Yargıtay 12. Ceza Dairesi, icra takibi için bir kişiyi telefonla 7 kez arayıp 9 mesaj gönderen avukata, “kişilerin huzur ve sükununu bozma” suçundan verilen adli para cezasını hukuka uygun bularak onadı. Bu karar, avukatların alacak tahsili için yaptıkları aramalarla ilgili önemli bir emsal teşkil ediyor.
Olayın Detayları
İstanbul’da görev yapan bir avukat, 2017 yılında bir borçluya, icra takibi ve haciz işlemleri için 3 aylık bir süre içinde toplamda 7 kez telefonla ulaşmış ve 9 kez mesaj göndermişti. İlgili kişi, bu yoğun iletişimin huzurunu bozduğunu belirterek şikayette bulundu.
Şikayet üzerine başlatılan soruşturma sonucunda, avukat hakkında Türk Ceza Kanunu’nun 123. maddesinde yer alan “kişilerin huzur ve sükununu bozma” suçundan dava açıldı. Bakırköy 20. Ağır Ceza Mahkemesi, avukata 2.250 lira adli para cezası verilmesine karar verdi. Karar, İstanbul Bölge Adliye Mahkemesi tarafından da onaylandı.
Avukatın İtirazı ve Yargıtay Kararı
Avukat, verilen cezaya itiraz ederek, benzer bir durumun yalnızca disiplin soruşturması kapsamında ele alınması gerektiğini, alacak tahsili için yapılan aramaların suç oluşturmayacağını ve yaptığı aramaların özel bir kastla gerçekleştirilmediğini savundu. Ancak, Yargıtay 12. Ceza Dairesi yaptığı inceleme sonucunda, avukatın mahkumiyet kararını hukuka uygun buldu ve cezayı onadı.

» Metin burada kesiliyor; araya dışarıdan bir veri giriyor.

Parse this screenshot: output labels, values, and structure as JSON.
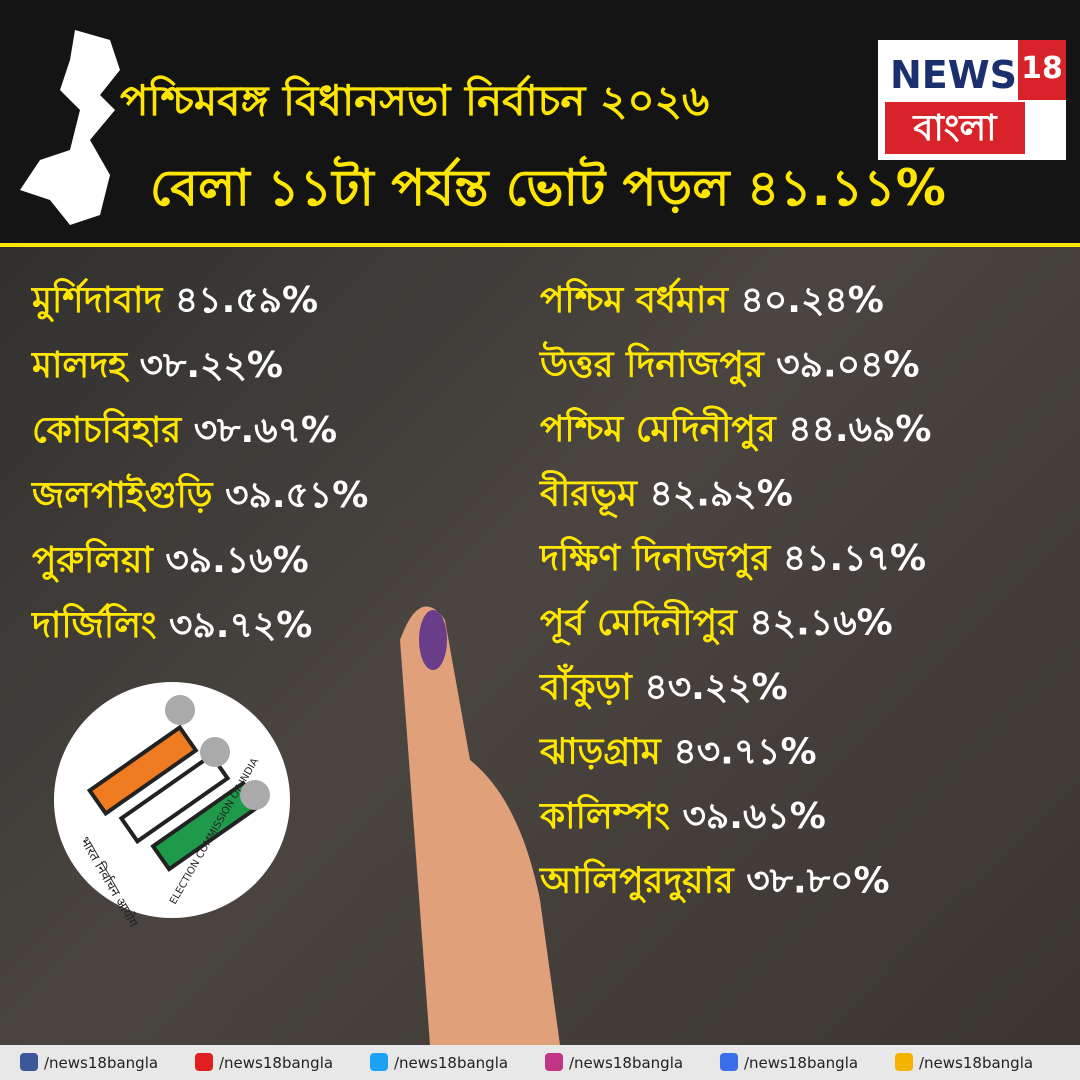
{
  "header": {
    "title_line1": "পশ্চিমবঙ্গ বিধানসভা নির্বাচন ২০২৬",
    "title_line2": "বেলা ১১টা পর্যন্ত ভোট পড়ল ৪১.১১%"
  },
  "logo": {
    "news": "NEWS",
    "number": "18",
    "language": "বাংলা"
  },
  "districts_left": [
    {
      "name": "মুর্শিদাবাদ",
      "value": "৪১.৫৯%"
    },
    {
      "name": "মালদহ",
      "value": "৩৮.২২%"
    },
    {
      "name": "কোচবিহার",
      "value": "৩৮.৬৭%"
    },
    {
      "name": "জলপাইগুড়ি",
      "value": "৩৯.৫১%"
    },
    {
      "name": "পুরুলিয়া",
      "value": "৩৯.১৬%"
    },
    {
      "name": "দার্জিলিং",
      "value": "৩৯.৭২%"
    }
  ],
  "districts_right": [
    {
      "name": "পশ্চিম বর্ধমান",
      "value": "৪০.২৪%"
    },
    {
      "name": "উত্তর দিনাজপুর",
      "value": "৩৯.০৪%"
    },
    {
      "name": "পশ্চিম মেদিনীপুর",
      "value": "৪৪.৬৯%"
    },
    {
      "name": "বীরভূম",
      "value": "৪২.৯২%"
    },
    {
      "name": "দক্ষিণ দিনাজপুর",
      "value": "৪১.১৭%"
    },
    {
      "name": "পূর্ব মেদিনীপুর",
      "value": "৪২.১৬%"
    },
    {
      "name": "বাঁকুড়া",
      "value": "৪৩.২২%"
    },
    {
      "name": "ঝাড়গ্রাম",
      "value": "৪৩.৭১%"
    },
    {
      "name": "কালিম্পং",
      "value": "৩৯.৬১%"
    },
    {
      "name": "আলিপুরদুয়ার",
      "value": "৩৮.৮০%"
    }
  ],
  "emblem": {
    "hindi": "भारत निर्वाचन आयोग",
    "english": "ELECTION COMMISSION OF INDIA"
  },
  "footer": [
    "/news18bangla",
    "/news18bangla",
    "/news18bangla",
    "/news18bangla",
    "/news18bangla",
    "/news18bangla"
  ]
}
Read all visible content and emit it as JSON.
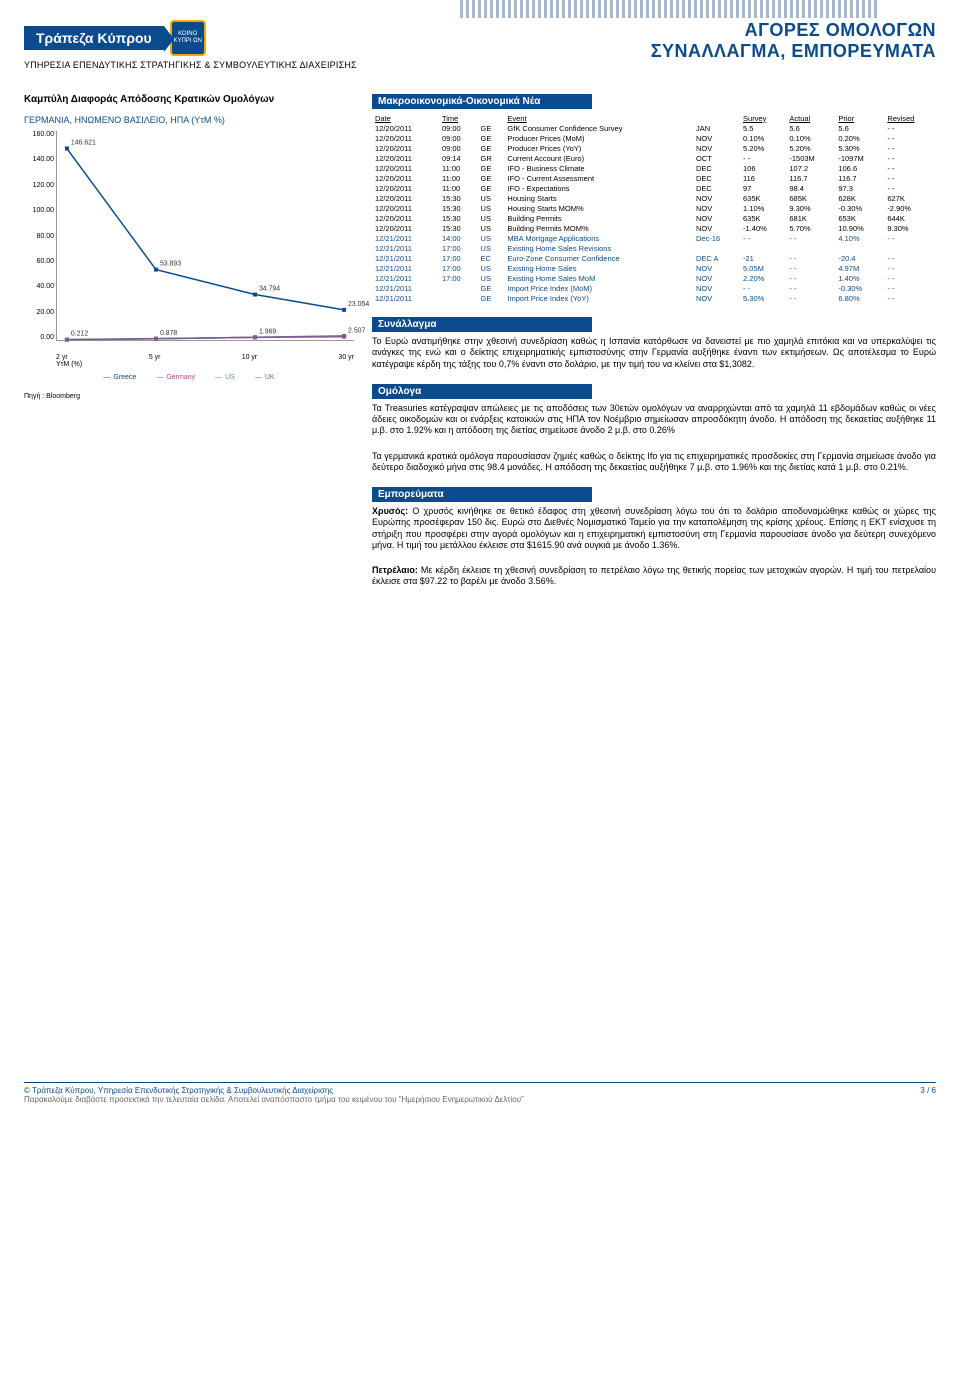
{
  "header": {
    "logo_text": "Τράπεζα Κύπρου",
    "badge_text": "ΚΟΙΝΟ ΚΥΠΡΙ ΩΝ",
    "service": "ΥΠΗΡΕΣΙΑ ΕΠΕΝΔΥΤΙΚΗΣ ΣΤΡΑΤΗΓΙΚΗΣ & ΣΥΜΒΟΥΛΕΥΤΙΚΗΣ ΔΙΑΧΕΙΡΙΣΗΣ",
    "title1": "ΑΓΟΡΕΣ ΟΜΟΛΟΓΩΝ",
    "title2": "ΣΥΝΑΛΛΑΓΜΑ, ΕΜΠΟΡΕΥΜΑΤΑ"
  },
  "chart": {
    "title": "Καμπύλη Διαφοράς Απόδοσης Κρατικών Ομολόγων",
    "subtitle": "ΓΕΡΜΑΝΙΑ, ΗΝΩΜΕΝΟ ΒΑΣΙΛΕΙΟ, ΗΠΑ (ΥτΜ %)",
    "axis_label": "ΥτΜ (%)",
    "ylim": [
      0,
      160
    ],
    "ystep": 20,
    "yticks": [
      "160.00",
      "140.00",
      "120.00",
      "100.00",
      "80.00",
      "60.00",
      "40.00",
      "20.00",
      "0.00"
    ],
    "xticks": [
      "2 yr",
      "5 yr",
      "10 yr",
      "30 yr"
    ],
    "series": {
      "Greece": {
        "color": "#0a4b8e",
        "points": [
          146.621,
          53.893,
          34.794,
          23.054
        ],
        "labels": [
          "146.621",
          "53.893",
          "34.794",
          "23.054"
        ]
      },
      "Germany": {
        "color": "#d0417e",
        "points": [
          0.212,
          0.878,
          1.969,
          2.507
        ],
        "labels": [
          "0.212",
          "0.878",
          "1.969",
          "2.507"
        ]
      },
      "US": {
        "color": "#5a9e5a",
        "points": [
          0.25,
          0.9,
          2.0,
          3.0
        ]
      },
      "UK": {
        "color": "#7c5aa0",
        "points": [
          0.4,
          1.1,
          2.1,
          3.1
        ]
      }
    },
    "legend": [
      "Greece",
      "Germany",
      "US",
      "UK"
    ],
    "source": "Πηγή : Bloomberg"
  },
  "macro": {
    "title": "Μακροοικονομικά-Οικονομικά Νέα",
    "header": [
      "Date",
      "Time",
      "",
      "Event",
      "",
      "Survey",
      "Actual",
      "Prior",
      "Revised"
    ],
    "rows": [
      [
        "12/20/2011",
        "09:00",
        "GE",
        "GfK Consumer Confidence Survey",
        "JAN",
        "5.5",
        "5.6",
        "5.6",
        "- -",
        ""
      ],
      [
        "12/20/2011",
        "09:00",
        "GE",
        "Producer Prices (MoM)",
        "NOV",
        "0.10%",
        "0.10%",
        "0.20%",
        "- -",
        ""
      ],
      [
        "12/20/2011",
        "09:00",
        "GE",
        "Producer Prices (YoY)",
        "NOV",
        "5.20%",
        "5.20%",
        "5.30%",
        "- -",
        ""
      ],
      [
        "12/20/2011",
        "09:14",
        "GR",
        "Current Account (Euro)",
        "OCT",
        "- -",
        "-1503M",
        "-1097M",
        "- -",
        ""
      ],
      [
        "12/20/2011",
        "11:00",
        "GE",
        "IFO - Business Climate",
        "DEC",
        "106",
        "107.2",
        "106.6",
        "- -",
        ""
      ],
      [
        "12/20/2011",
        "11:00",
        "GE",
        "IFO - Current Assessment",
        "DEC",
        "116",
        "116.7",
        "116.7",
        "- -",
        ""
      ],
      [
        "12/20/2011",
        "11:00",
        "GE",
        "IFO - Expectations",
        "DEC",
        "97",
        "98.4",
        "97.3",
        "- -",
        ""
      ],
      [
        "12/20/2011",
        "15:30",
        "US",
        "Housing Starts",
        "NOV",
        "635K",
        "685K",
        "628K",
        "627K",
        ""
      ],
      [
        "12/20/2011",
        "15:30",
        "US",
        "Housing Starts MOM%",
        "NOV",
        "1.10%",
        "9.30%",
        "-0.30%",
        "-2.90%",
        ""
      ],
      [
        "12/20/2011",
        "15:30",
        "US",
        "Building Permits",
        "NOV",
        "635K",
        "681K",
        "653K",
        "644K",
        ""
      ],
      [
        "12/20/2011",
        "15:30",
        "US",
        "Building Permits MOM%",
        "NOV",
        "-1.40%",
        "5.70%",
        "10.90%",
        "9.30%",
        ""
      ],
      [
        "12/21/2011",
        "14:00",
        "US",
        "MBA Mortgage Applications",
        "Dec-16",
        "- -",
        "- -",
        "4.10%",
        "- -",
        "blue"
      ],
      [
        "12/21/2011",
        "17:00",
        "US",
        "Existing Home Sales Revisions",
        "",
        "",
        "",
        "",
        "",
        "blue"
      ],
      [
        "12/21/2011",
        "17:00",
        "EC",
        "Euro-Zone Consumer Confidence",
        "DEC A",
        "-21",
        "- -",
        "-20.4",
        "- -",
        "blue"
      ],
      [
        "12/21/2011",
        "17:00",
        "US",
        "Existing Home Sales",
        "NOV",
        "5.05M",
        "- -",
        "4.97M",
        "- -",
        "blue"
      ],
      [
        "12/21/2011",
        "17:00",
        "US",
        "Existing Home Sales MoM",
        "NOV",
        "2.20%",
        "- -",
        "1.40%",
        "- -",
        "blue"
      ],
      [
        "12/21/2011",
        "",
        "GE",
        "Import Price Index (MoM)",
        "NOV",
        "- -",
        "- -",
        "-0.30%",
        "- -",
        "blue"
      ],
      [
        "12/21/2011",
        "",
        "GE",
        "Import Price Index (YoY)",
        "NOV",
        "5.30%",
        "- -",
        "6.80%",
        "- -",
        "blue"
      ]
    ]
  },
  "fx": {
    "title": "Συνάλλαγμα",
    "body": "Το Ευρώ ανατιμήθηκε στην χθεσινή συνεδρίαση καθώς η Ισπανία κατόρθωσε να δανειστεί με πιο χαμηλά επιτόκια και να υπερκαλύψει τις ανάγκες της ενώ και ο δείκτης επιχειρηματικής εμπιστοσύνης στην Γερμανία αυξήθηκε έναντι των εκτιμήσεων. Ως αποτέλεσμα το Ευρώ κατέγραψε κέρδη της τάξης του 0,7% έναντι στο δολάριο, με την τιμή του να κλείνει στα $1,3082."
  },
  "bonds": {
    "title": "Ομόλογα",
    "p1": "Τα Treasuries κατέγραψαν απώλειες με τις αποδόσεις των 30ετών ομολόγων να αναρριχώνται από τα χαμηλά 11 εβδομάδων καθώς οι νέες άδειες οικοδομών και οι ενάρξεις κατοικιών στις ΗΠΑ τον Νοέμβριο σημείωσαν απροσδόκητη άνοδο. Η απόδοση της δεκαετίας αυξήθηκε 11 μ.β. στο 1.92% και η απόδοση της διετίας σημείωσε άνοδο 2 μ.β. στο 0.26%",
    "p2": "Τα γερμανικά κρατικά ομόλογα παρουσίασαν ζημιές καθώς ο δείκτης Ifo για τις επιχειρηματικές προσδοκίες στη Γερμανία σημείωσε άνοδο για δεύτερο διαδοχικό μήνα στις 98.4 μονάδες. Η απόδοση της δεκαετίας αυξήθηκε 7 μ.β. στο 1.96% και της διετίας κατά 1 μ.β. στο 0.21%."
  },
  "comm": {
    "title": "Εμπορεύματα",
    "gold_label": "Χρυσός:",
    "gold": " Ο χρυσός κινήθηκε σε θετικό έδαφος στη χθεσινή συνεδρίαση λόγω του ότι το δολάριο αποδυναμώθηκε καθώς οι χώρες της Ευρώπης προσέφεραν 150 δις. Ευρώ στο Διεθνές Νομισματικό Ταμείο για την καταπολέμηση της κρίσης χρέους. Επίσης η ΕΚΤ ενίσχυσε τη στήριξη που προσφέρει στην αγορά ομολόγων και η επιχειρηματική εμπιστοσύνη στη Γερμανία παρουσίασε άνοδο για δεύτερη συνεχόμενο μήνα. Η τιμή του μετάλλου έκλεισε στα $1615.90 ανά ουγκιά με άνοδο 1.36%.",
    "oil_label": "Πετρέλαιο:",
    "oil": " Mε κέρδη έκλεισε τη χθεσινή συνεδρίαση το πετρέλαιο λόγω της θετικής πορείας των μετοχικών αγορών. Η τιμή του πετρελαίου έκλεισε στα $97.22 το βαρέλι με άνοδο 3.56%."
  },
  "footer": {
    "copyright": "© Τράπεζα Κύπρου, Υπηρεσία Επενδυτικής Στρατηγικής & Συμβουλευτικής Διαχείρισης",
    "page": "3 / 6",
    "disclaimer": "Παρακαλούμε διαβάστε προσεκτικά την τελευταία σελίδα. Αποτελεί αναπόσπαστο τμήμα του κειμένου του \"Ημερήσιου Ενημερωτικού Δελτίου\""
  }
}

Huzur Bozma Suçu ve Cezası
Yargıtay, avukatın alacak tahsili için yaptığı bu tür aramalar ve mesajların, karşı tarafın huzurunu bozarak “huzur ve sükununu bozma” suçunu oluşturduğunu vurguladı. Dairenin kararında, yargılama sürecinin kanuna uygun olduğu, suç vasfı ve yaptırımların doğru belirlendiği belirtilerek, mahkumiyet kararının hukuka aykırı olmadığı ifade edildi.
Emsal Niteliğinde Bir Karar
Bu karar, avukatların alacak tahsili amacıyla yaptığı iletişimlerin sınırlarını çizen önemli bir örnek teşkil ediyor. İcra takibi ve haciz işlemleri gibi durumlarda, borçlu tarafın huzurunu bozacak yoğun iletişimlerin cezai sonuçlar doğurabileceğini gösteriyor.